4.) Don’t frown so much. They’re called frown lines for a reason, duh.

5.) Drink more water. No brainer. We all know it. But if you are anything like me, it can be hard to squeeze the water in between the coffee all morning and the wine all afternoon. Best tip for that I never follow is to drink a small glass of water every hour on the hour. Set your watch or smart phone to beep every hour to remind you… it will become a Pavlovian response.

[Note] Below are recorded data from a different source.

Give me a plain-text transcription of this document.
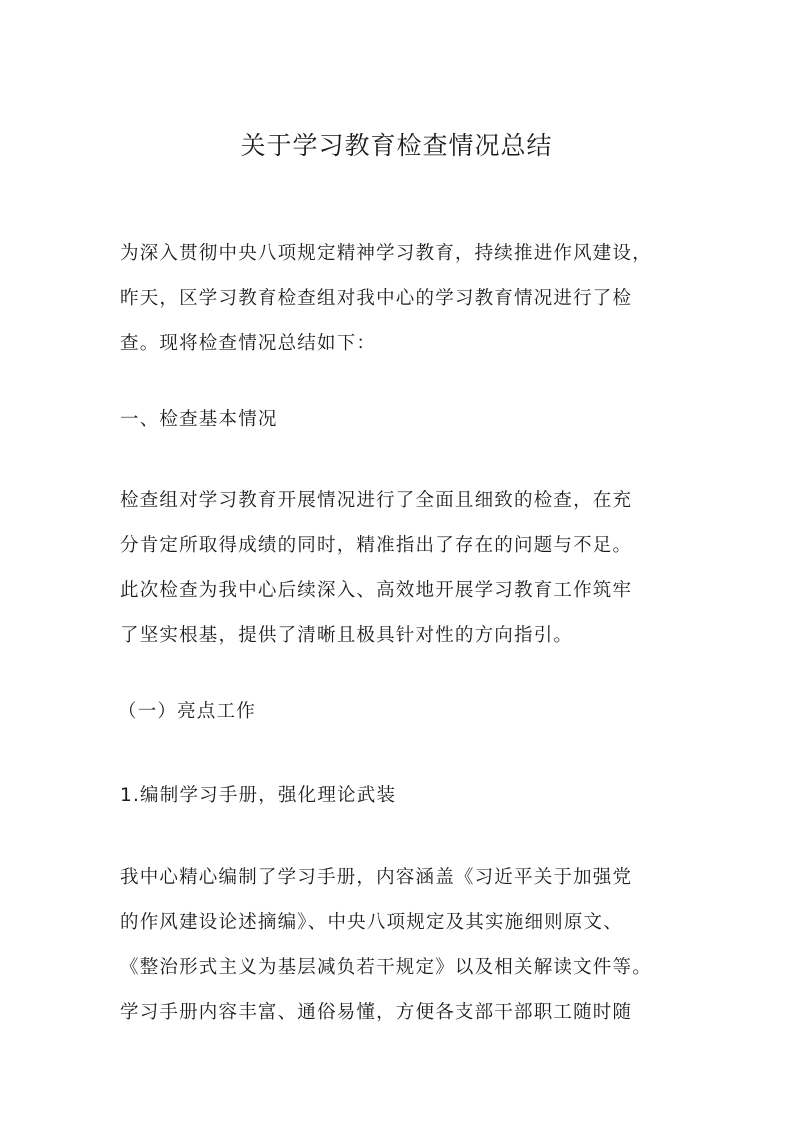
关于学习教育检查情况总结

为深入贯彻中央八项规定精神学习教育，持续推进作风建设，
昨天，区学习教育检查组对我中心的学习教育情况进行了检
查。现将检查情况总结如下：

一、检查基本情况

检查组对学习教育开展情况进行了全面且细致的检查，在充
分肯定所取得成绩的同时，精准指出了存在的问题与不足。
此次检查为我中心后续深入、高效地开展学习教育工作筑牢
了坚实根基，提供了清晰且极具针对性的方向指引。

（一）亮点工作
1.编制学习手册，强化理论武装

我中心精心编制了学习手册，内容涵盖《习近平关于加强党
的作风建设论述摘编》、中央八项规定及其实施细则原文、
《整治形式主义为基层减负若干规定》以及相关解读文件等。
学习手册内容丰富、通俗易懂，方便各支部干部职工随时随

6.) Don’t wear panties to bed… they cause cellulite! Seriously. Not making this up. Side benefit: also a marriage enhancer.

7.) Get your beauty sleep. This is critical for cell regeneration. Just make sure you do it nekkid from the waist down. See above.

8.) Pick it with your elbows. This one comes from the home office… passed down from my father and his father before that. To clarify, they were talking about zits and not splinters or lotto scratch off tickets.

9.) Gently push back your cuticles after every bath or shower. I never do this and my hands look like feet. Man feet. My sister in law Teresa has the prettiest hands you’ve ever seen. She does this. Seriously, bitch could be a hand model.

10.) Lay off the liquor. Experts say that more than one drink a day can lead to increased oil production and enlarged pores. Fuck my life.

And now, as promised, a pimple shaped piñata. Just make sure you pick it with your elbows.